Zu Czernys Zeit wurden keine Pianisten im heutigen Sinne ausgebildet, sondern Musiker, die improvisieren, komponieren und eben auch Klavier spielen konnten. Eine Trennung von Pianistik und Theorie war völlig undenkbar.
Czernys Übungen sind deshlab keinesfalls als tote Technikübungen zu verstehen, sondern als Muster, die man sich aneignen kann - nicht, um sie nur zu spielen, sondern um damit zu spielen. Wenn man sich freie Fantasien aus dieser Zeit anschaut (die allerdings nur selten aufgeschrieben wurden, weil sie in der Regel als Eingänge zu Stücken improvisiert wurden), dann kann man sehen, dass diese aus genau solchen musikalischen Bausteinen zusammengesetzt sind, die Czerny exemplarisch notiert hat.

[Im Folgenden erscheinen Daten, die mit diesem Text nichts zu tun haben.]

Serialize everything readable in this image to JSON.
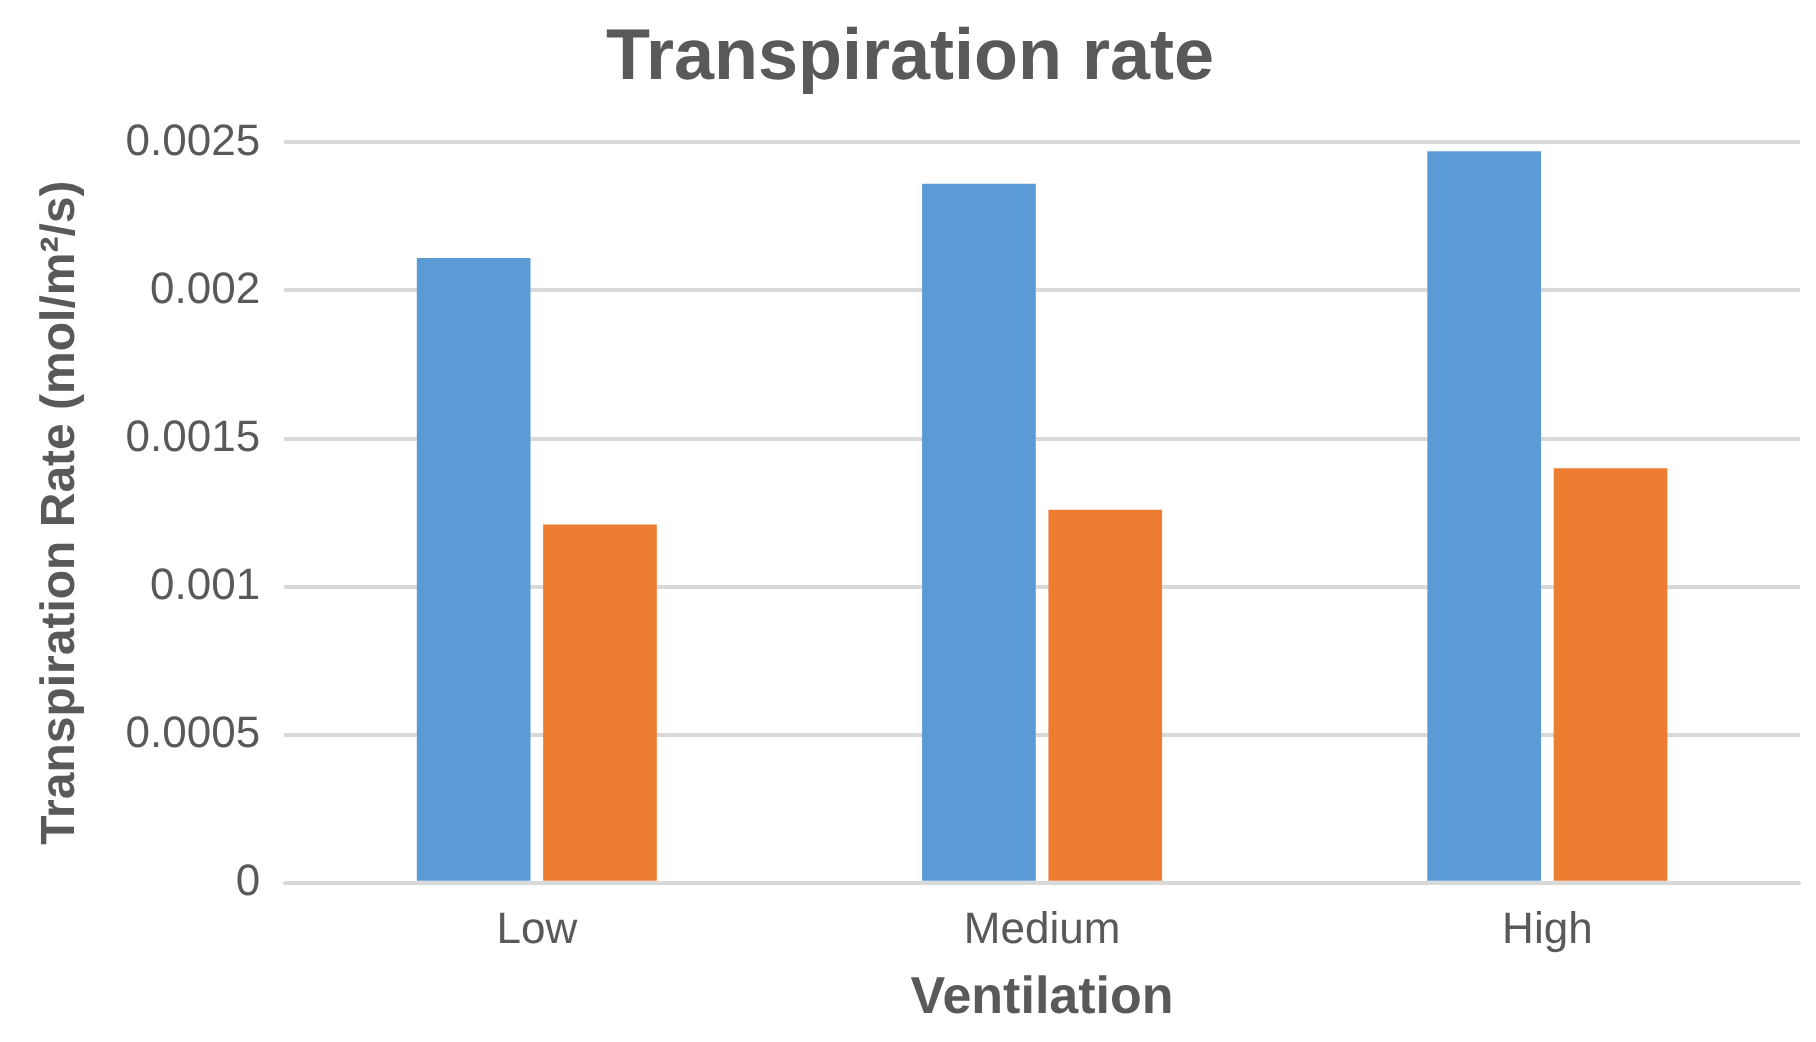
{
  "chart_data": {
    "type": "bar",
    "title": "Transpiration rate",
    "xlabel": "Ventilation",
    "ylabel": "Transpiration Rate (mol/m²/s)",
    "categories": [
      "Low",
      "Medium",
      "High"
    ],
    "series": [
      {
        "color": "#5b9bd5",
        "values": [
          0.00211,
          0.00236,
          0.00247
        ]
      },
      {
        "color": "#ed7d31",
        "values": [
          0.00121,
          0.00126,
          0.0014
        ]
      }
    ],
    "ylim": [
      0,
      0.0025
    ],
    "yticks": [
      0,
      0.0005,
      0.001,
      0.0015,
      0.002,
      0.0025
    ],
    "grid": "y"
  }
}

Etwas anderes sind die Technikübungen von Brahms, Liszt, Busoni, Cortot etc. Die sind weniger als musikalische Bausteine zu verstehen, sondern wirklich als Kompendien bestimmter Klaviertechniken. Vernünftig einsetzen lassen sie sich allerdings nicht, wenn man beim Üben nicht den konkreten musikalischen Sinn vor Augen hat und dementsprechend übt. Dazu muss man schon auf ziemlich hohem Niveau spielen, denn man kann Technik nicht "auf Vorrat" üben. Ohne musikalischen Hintergrund ist jedes Üben ein vollkommen sinnloses Unterfangen. Man wird ja auch kein guter Schauspieler, wenn man verbissen übt, einzelne Buchstaben möglichst schnell hintereinander aufzusagen. Hanon hat sowas propagiert - und leider glauben heute noch immer ein paar Leute daran, dass das funktionieren könnte. Tut es nicht!